Boston, May 22, 1883.
[(1) We have not claimed that Mr. Heywood’s victory vindicated any principle; only that it rendered the liberties of the people more secure by very materially increasing the difficulties of conviction.
(2) According to this, then, if Comstock arrests a man for mailing an advertisement of a syringe and it is proved that the man did mail it, a charge to the jury that the government must prove that the article itself was designed and intended for the prevention of conception, and that the weight of Comstock’s testimony is to be judged by his deceptive practices, will not tend to keep the man out of prison. Such an argument answers itself.
(3) Whatever a juryman may have said, we simply do not believe that the jury spent several hours in discussing the question of the mailing alone. And even if it had done so, would that have detracted from the greater value of the rest of the judge’s charge? If the jury was obliged to acquit because of doubt on the fact of mailing, concerning which there was at least a little evidence, would it not have been all the more obliged to acquit when it came to consider the design and intent of the article, concerning which, if our memory serves us, there was no evidence whatever?
(4) This is a distinction “’twixt tweedledum adn tweedledee.” Of course, when the judge said “designed and intended,” he meant designed and intended by the manufacturer, and not by the advertiser; otherwise, why did he use the following words: “Whatwever the words of the advertisement may mean, unless the article advertised is designed and intended for this particular purpose, the charge has not been proved.”
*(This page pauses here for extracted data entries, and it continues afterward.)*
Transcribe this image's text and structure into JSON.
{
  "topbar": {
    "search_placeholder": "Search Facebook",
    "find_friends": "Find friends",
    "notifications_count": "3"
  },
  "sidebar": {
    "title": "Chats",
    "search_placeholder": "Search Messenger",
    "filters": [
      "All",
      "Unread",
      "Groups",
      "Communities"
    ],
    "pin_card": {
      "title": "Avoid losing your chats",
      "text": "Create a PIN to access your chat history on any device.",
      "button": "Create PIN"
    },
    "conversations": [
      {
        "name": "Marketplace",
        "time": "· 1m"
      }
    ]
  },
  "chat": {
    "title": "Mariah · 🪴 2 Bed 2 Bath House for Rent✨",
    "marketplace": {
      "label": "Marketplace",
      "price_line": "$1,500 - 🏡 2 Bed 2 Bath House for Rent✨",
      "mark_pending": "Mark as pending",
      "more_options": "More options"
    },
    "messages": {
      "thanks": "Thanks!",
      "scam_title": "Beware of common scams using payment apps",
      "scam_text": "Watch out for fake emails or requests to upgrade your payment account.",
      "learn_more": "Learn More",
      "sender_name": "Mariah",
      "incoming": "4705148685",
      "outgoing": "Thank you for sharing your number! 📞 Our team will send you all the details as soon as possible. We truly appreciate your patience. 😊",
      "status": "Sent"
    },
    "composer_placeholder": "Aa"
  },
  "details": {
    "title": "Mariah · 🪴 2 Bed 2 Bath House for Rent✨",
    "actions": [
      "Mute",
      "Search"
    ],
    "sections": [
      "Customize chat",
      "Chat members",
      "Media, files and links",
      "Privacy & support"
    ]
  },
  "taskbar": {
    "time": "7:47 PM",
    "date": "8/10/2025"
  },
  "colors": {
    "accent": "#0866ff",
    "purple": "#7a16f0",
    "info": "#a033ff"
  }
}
(5) Of course he will, and we never said to the contrary.
(6) It may be audacious in us, but we still maintain, in spite of the Winsted “Press,” that anything that “teaches Comstock to be more careful in the future” does render “less dangerous than before” the exercise of those rights which he is trying to strike down.
(7) The judge, in ruling that the extracts from “Cupid’s Yokes” and “Leaves of Grass” were not too obscene to be set out in the indictment, took care to say that it was the jury’s province to determine whether they were obscene as a question of fact. What, then, is to prevent new indictments from being drawn with the objectionable matter set out, and Mr. Heywood from being rearrested on them?
(8) Not having pronounced any such judgment, we are not called upon to perceive it to be erroneous or otherwise. Our judgement was, not that the victory renders future arrest impossible, but that it renders future conviction much less probable.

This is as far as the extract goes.